Quand un Coniaguié se rend à Damentan ou à Yabouteguenda, il met généralement un mauvais pantalon que lui prête un habitant d’une de ces deux localités. C’est, du reste, pour eux, une mauvaise recommandation que de porter un boubou quelconque ou un pantalon. Je me rappelle encore ce que me disait au sujet d’un chef de village des environs, le vieux Tounkané, le chef du Coniaguié, à Yffané. « C’est un brave et bon homme, mais pourquoi porte-t-il un boubou, cela n’est pas bon ». Le chef est absolument vêtu comme le plus humble de ses sujets. Il ne porte aucun ornement, aucun signe particulier qui permette de le distinguer des autres.

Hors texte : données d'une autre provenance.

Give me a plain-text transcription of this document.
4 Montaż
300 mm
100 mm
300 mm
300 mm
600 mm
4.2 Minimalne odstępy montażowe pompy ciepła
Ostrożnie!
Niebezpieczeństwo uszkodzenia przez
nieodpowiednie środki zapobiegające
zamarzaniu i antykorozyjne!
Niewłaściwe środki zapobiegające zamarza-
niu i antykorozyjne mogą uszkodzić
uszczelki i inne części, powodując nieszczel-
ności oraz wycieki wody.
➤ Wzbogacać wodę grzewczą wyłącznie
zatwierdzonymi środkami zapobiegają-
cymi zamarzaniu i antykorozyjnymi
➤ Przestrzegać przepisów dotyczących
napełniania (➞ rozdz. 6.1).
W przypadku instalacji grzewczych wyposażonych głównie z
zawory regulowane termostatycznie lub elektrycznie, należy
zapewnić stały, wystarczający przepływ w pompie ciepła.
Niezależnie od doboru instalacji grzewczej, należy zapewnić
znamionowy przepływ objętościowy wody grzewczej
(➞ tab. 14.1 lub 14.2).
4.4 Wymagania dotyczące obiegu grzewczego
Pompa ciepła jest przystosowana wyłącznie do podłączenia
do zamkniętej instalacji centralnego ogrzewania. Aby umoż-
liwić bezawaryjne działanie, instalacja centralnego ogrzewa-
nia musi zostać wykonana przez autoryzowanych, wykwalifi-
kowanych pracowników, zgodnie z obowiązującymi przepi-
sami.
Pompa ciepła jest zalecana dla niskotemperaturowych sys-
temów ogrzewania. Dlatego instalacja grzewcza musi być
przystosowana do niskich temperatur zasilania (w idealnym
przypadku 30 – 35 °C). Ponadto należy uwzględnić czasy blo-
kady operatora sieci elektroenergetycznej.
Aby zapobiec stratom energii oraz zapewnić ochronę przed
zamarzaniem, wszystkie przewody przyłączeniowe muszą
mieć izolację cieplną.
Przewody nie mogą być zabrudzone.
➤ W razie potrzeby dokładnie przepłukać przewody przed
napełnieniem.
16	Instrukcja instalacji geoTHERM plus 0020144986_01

Le Coniaguié, habitué de bonne heure à vivre dans la brousse, est excessivement brave. Il est absolument incapable de pitié, et, contrairement aux autres peuples du Soudan, peu hospitalier. Ainsi, pendant les quelques jours que nous sommes restés à Yffané, c’est avec les plus grandes difficultés que j’ai pu me procurer ce qui m’était nécessaire pour nourrir mes hommes et mes animaux.
Dans tout le pays, les bestiaux sont attentivement surveillés, mais ils ne sont pas domestiqués au sens exact du mot ; ils ne sont qu’apprivoisés.